Greetings and welcome to this week’s edition of “Numb It Down,” the show that asks the question, “Can American craziness be supersized and shipped overnight by Amazon Prime?”
We are coming to you, as usual, live from our secure studios, safe from attack by rollicking armed militias now threatening the country with their Confederate battle flags, their buffalo headdresses, their oversized ammo magazines, and their undersized genitalia.
Today’s show is brought to you by Decency and Common Sense, a product with all the baked-in goodness of sanity itself. Combined with your favorite representative government, it provides 100% of the necessary nutrition for a healthy citizenry. On top of that, it’s mmmmm-good, too, with a flavor that says, “I live in the real world,” and “Science is verifiable.” It’s endorsed by everyone who hasn’t allowed their brains to dribble out in a puddle on the floor in front of a television permanently tuned to Fox News.
Today on “Numb It Down,” we take a closer look at the blatant, public self-contradictions of the soi-disant Republican Party. It’s a real ugh-fest. Though we are committed to bringing you the most complete possible view of the topic, if you want more in-depth information, we refer you to youtube, where you’ll find Kevin McCarthy’s excellent TED talk on “Political and Personal Self-Loathing.” It’s a winner. Or rather a loser, in the most successful possible sense.
Contradiction #1: Who can forget that special moment on May 12 of this year, when McCarthy stood before the press and said, “I don’t think anybody is questioning the legitimacy of the presidential election.” Ah, sweet Mystery of Life. How could he have been deliberately overlooking the 25% of all Americans who so erroneously still believe the former “president” was cheated and is the “true president,” more than six months after that election? Or, an even oilier, more shameful contradiction: how could he make that statement when the former “president” himself has not accepted the election’s legitimacy, with over a third of his public statements since April reinforcing his demented and seditious view?
In some ways, an even better/worse example of the contradiction is the ongoing work of the vaunted “Cyber Ninjas,” a company hired by an apparently glue-sniffing Arizona state senate to recount the previously audited recount of Maricopa County ballots, in hopes of detecting bamboo fibers in the paper of some ballots, thus proving there really were 40,000 bogus Biden votes flown in from Southeast Asia. Is the American public expected to accept all this as “normal,” without being administered heavy doses of psychotropic substances?
Contradiction #2: It’s McCarthy again, doing what he does best: talking out of an orifice not normally associated with the spoken word.

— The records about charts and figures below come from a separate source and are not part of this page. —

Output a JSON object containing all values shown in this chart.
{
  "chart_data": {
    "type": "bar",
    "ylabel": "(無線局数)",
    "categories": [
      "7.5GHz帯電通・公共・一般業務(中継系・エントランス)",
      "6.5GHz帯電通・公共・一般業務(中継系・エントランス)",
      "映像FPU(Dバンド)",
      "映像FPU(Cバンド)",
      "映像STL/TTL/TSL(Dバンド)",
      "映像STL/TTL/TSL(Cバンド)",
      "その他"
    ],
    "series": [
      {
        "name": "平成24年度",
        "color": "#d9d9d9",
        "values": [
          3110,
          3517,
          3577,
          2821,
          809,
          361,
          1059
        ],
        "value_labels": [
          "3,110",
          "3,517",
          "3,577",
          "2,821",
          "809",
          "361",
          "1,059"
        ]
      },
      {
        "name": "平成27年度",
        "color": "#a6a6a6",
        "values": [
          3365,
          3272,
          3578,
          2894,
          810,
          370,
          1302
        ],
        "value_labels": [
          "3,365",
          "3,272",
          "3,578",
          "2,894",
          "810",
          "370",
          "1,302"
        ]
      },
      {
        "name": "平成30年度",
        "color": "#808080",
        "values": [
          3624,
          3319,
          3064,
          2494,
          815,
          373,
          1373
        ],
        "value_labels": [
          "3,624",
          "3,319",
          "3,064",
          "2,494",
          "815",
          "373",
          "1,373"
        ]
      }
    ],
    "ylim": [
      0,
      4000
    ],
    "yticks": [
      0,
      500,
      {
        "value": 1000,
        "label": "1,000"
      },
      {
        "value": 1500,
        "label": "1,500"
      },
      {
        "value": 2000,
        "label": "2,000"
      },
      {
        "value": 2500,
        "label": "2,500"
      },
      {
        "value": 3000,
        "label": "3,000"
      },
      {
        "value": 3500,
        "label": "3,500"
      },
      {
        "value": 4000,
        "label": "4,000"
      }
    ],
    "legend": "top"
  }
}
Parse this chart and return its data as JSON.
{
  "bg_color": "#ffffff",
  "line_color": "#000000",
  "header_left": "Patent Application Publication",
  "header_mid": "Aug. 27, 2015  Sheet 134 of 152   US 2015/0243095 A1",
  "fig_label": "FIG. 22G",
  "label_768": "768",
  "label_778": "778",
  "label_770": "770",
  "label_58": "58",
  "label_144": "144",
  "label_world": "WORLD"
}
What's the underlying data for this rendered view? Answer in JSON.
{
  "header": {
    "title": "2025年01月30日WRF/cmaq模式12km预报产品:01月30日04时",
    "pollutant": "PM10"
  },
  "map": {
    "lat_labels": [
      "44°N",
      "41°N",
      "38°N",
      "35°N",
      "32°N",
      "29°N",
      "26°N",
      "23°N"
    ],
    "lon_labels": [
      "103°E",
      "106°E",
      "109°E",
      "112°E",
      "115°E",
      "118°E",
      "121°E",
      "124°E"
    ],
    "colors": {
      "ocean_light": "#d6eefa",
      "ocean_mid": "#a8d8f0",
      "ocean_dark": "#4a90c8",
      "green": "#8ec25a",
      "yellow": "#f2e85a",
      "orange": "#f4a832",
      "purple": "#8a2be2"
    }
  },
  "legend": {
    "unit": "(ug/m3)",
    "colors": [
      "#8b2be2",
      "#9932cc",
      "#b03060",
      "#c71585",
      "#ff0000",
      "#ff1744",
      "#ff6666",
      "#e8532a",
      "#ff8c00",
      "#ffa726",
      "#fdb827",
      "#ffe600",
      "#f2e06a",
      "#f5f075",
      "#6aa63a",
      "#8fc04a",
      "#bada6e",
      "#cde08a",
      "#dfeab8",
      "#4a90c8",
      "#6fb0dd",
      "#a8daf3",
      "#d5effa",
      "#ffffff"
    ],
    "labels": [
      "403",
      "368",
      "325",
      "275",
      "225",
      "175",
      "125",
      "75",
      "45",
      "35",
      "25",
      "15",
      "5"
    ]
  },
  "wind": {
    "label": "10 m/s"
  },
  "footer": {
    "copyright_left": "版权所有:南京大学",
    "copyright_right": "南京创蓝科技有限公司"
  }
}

After publicly announcing on January 13 that the former “president” “bears responsibility” for the shocking January 6 assault on the Capitol, and didn’t call quickly enough for rioters to stand down, McCarthy also expressed openness to an inquiry into the events surrounding the attack. A few short weeks later, he began a less-than-elegant pirouette away from that stance. While the public may have sustained serious whiplash injuries from his performance, he seemed serene with his new conclusion: the former “president” had acted appropriately. No inquiry or commission was necessary. In fact, it would just be a waste of time, a useless exercise in quibbling about the past, when what was needed was a turn toward the future and—you know, something else. Anything else.
It took McCarthy only one visit to Mar-a-Elba in late January to understand the need for this one-eighty. Was it a slice of the resort’s famous chocolate cake that made the difference? Maybe the great selection in his suite’s mini-bar? A 19th hole lap dance? Or could it have been poll numbers suggesting that should he not change course, the great unwashed masses of the former “president’s” internet mob would clamor for his hanging, as they did with Mike Pence?
Whatever the reason, McCarthy sucker punched himself again with the contradiction: How can the Retrumplican party, in his own words, “be united in looking, moving forward” when its leader is obsessed with an election lost six months ago? When, as we mentioned, 25% of Americans believe, falsely, that the election was fraudulent? How to move ahead when 15% of Americans, virtually all in McCarthy’s party, believe QAnon’s bedrock notion that America is ruled by a cabal of Satan-worshipping pedophiles?
A suggestion from us here at “Numb It Down”: the humane way to deal with these contradictions in McCarthy and his cohorts would be to run saturation advertising on Fox and Newsmaxx, touting mental health. The focus would be a 30-second spot at the end of which we hear the voiceover: “Ask your doctor if a lobotomy is right for you.”